Step 2: Data Cleaning (Handling Missing Values & Data Types)
Objective: Identify and handle missing values, fix data types, and drop irrelevant columns.

In [None]:
# Check for missing values
missing_values = application_data.isnull().sum().sort_values(ascending=False)
print(missing_values[missing_values > 0])

# Drop columns with excessive missing values (e.g., more than 50% missing)
threshold = 0.5 * len(application_data)
application_data_cleaned = application_data.dropna(thresh=threshold, axis=1)

# Fill missing values with median for numerical columns
num_cols = application_data_cleaned.select_dtypes(include=['number']).columns
application_data_cleaned[num_cols] = application_data_cleaned[num_cols].fillna(application_data_cleaned[num_cols].median())

# Convert categorical variables
cat_cols = application_data_cleaned.select_dtypes(include=['object']).columns
application_data_cleaned[cat_cols] = application_data_cleaned[cat_cols].fillna("Unknown")

# Display cleaned data
print(application_data_cleaned.info())


Step 3: Handle Categorical Variables (Encoding)
Objective: Convert categorical variables into numerical values for analysis.

In [None]:
from sklearn.preprocessing import LabelEncoder

# Label Encoding for binary categorical variables
for col in cat_cols:
    if application_data_cleaned[col].nunique() == 2:  # Binary categorical
        le = LabelEncoder()
        application_data_cleaned[col] = le.fit_transform(application_data_cleaned[col])
    else:
        application_data_cleaned = pd.get_dummies(application_data_cleaned, columns=[col], drop_first=True)

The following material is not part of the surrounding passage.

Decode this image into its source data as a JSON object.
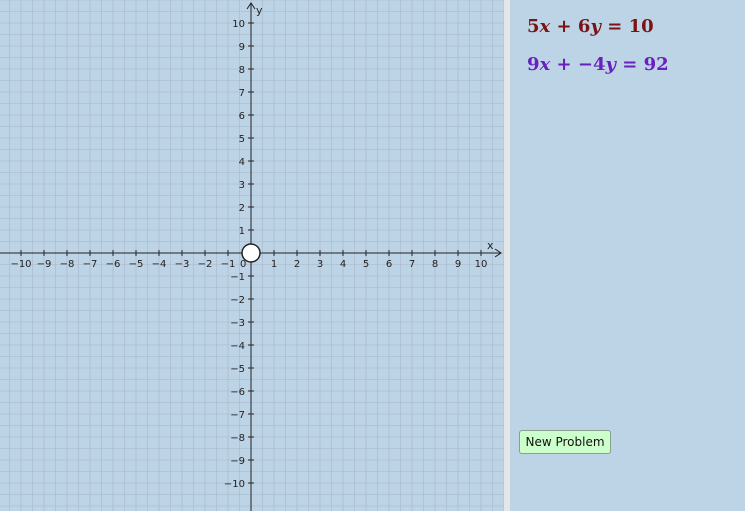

print(application_data_cleaned.head())


Step 4: Identify Outliers
Objective: Detect outliers in numerical columns.

In [None]:
import seaborn as sns
import matplotlib.pyplot as plt

# Plot distribution of a key numerical feature
plt.figure(figsize=(10, 5))
sns.boxplot(x=application_data_cleaned['AMT_INCOME_TOTAL'])
plt.title("Box Plot of Income")
plt.show()


Step 5: Data Imbalance Check
Objective: Check if default cases (TARGET variable) are imbalanced.

In [None]:
sns.countplot(x='TARGET', data=application_data_cleaned)
plt.title("Target Variable Distribution")
plt.show()

# Calculate imbalance ratio
default_ratio = application_data_cleaned['TARGET'].value_counts(normalize=True)
print("Class Distribution:\n", default_ratio)


Step 6: Univariate & Bivariate Analysis
Objective: Analyze the relationship of features with loan default.

In [None]:
# Histogram of Income by Default Status
plt.figure(figsize=(10, 5))
sns.histplot(application_data_cleaned, x="AMT_INCOME_TOTAL", hue="TARGET", kde=True)
plt.title("Income Distribution by Loan Default")
plt.show()


Step 7: Correlation Analysis
Objective: Identify top correlated features affecting default.

In [None]:
import numpy as np

# Convert all non-numeric columns to numeric before correlation
application_data_numeric = application_data_cleaned.select_dtypes(include=[np.number])

# Compute correlation matrix
correlation_matrix = application_data_numeric.corr()

# Plot heatmap
plt.figure(figsize=(12, 8))
sns.heatmap(correlation_matrix, cmap="coolwarm", annot=False)
plt.title("Feature Correlation Heatmap")
plt.show()

# Top 10 correlations with default (TARGET)
top_corr = correlation_matrix['TARGET'].abs().sort_values(ascending=False)
print("Top Correlated Features with Default:\n", top_corr.head(10))


Step 8: Feature Selection
Objective: Select the most important variables for analysis.

In [None]:
# Select top features correlated with TARGET
selected_features = top_corr.head(10).index
application_data_selected = application_data_cleaned[selected_features]

print(application_data_selected.head())


Step 9: Summarizing Insights
Objective: Summarize key findings and their business impact.

Key Questions to Answer:
What are the strongest predictors of loan default?
How does income level affect default risk?
Do certain loan types have a higher default rate?
Are previous loan rejections linked to higher default rates?
Are married individuals less likely to default than single individuals?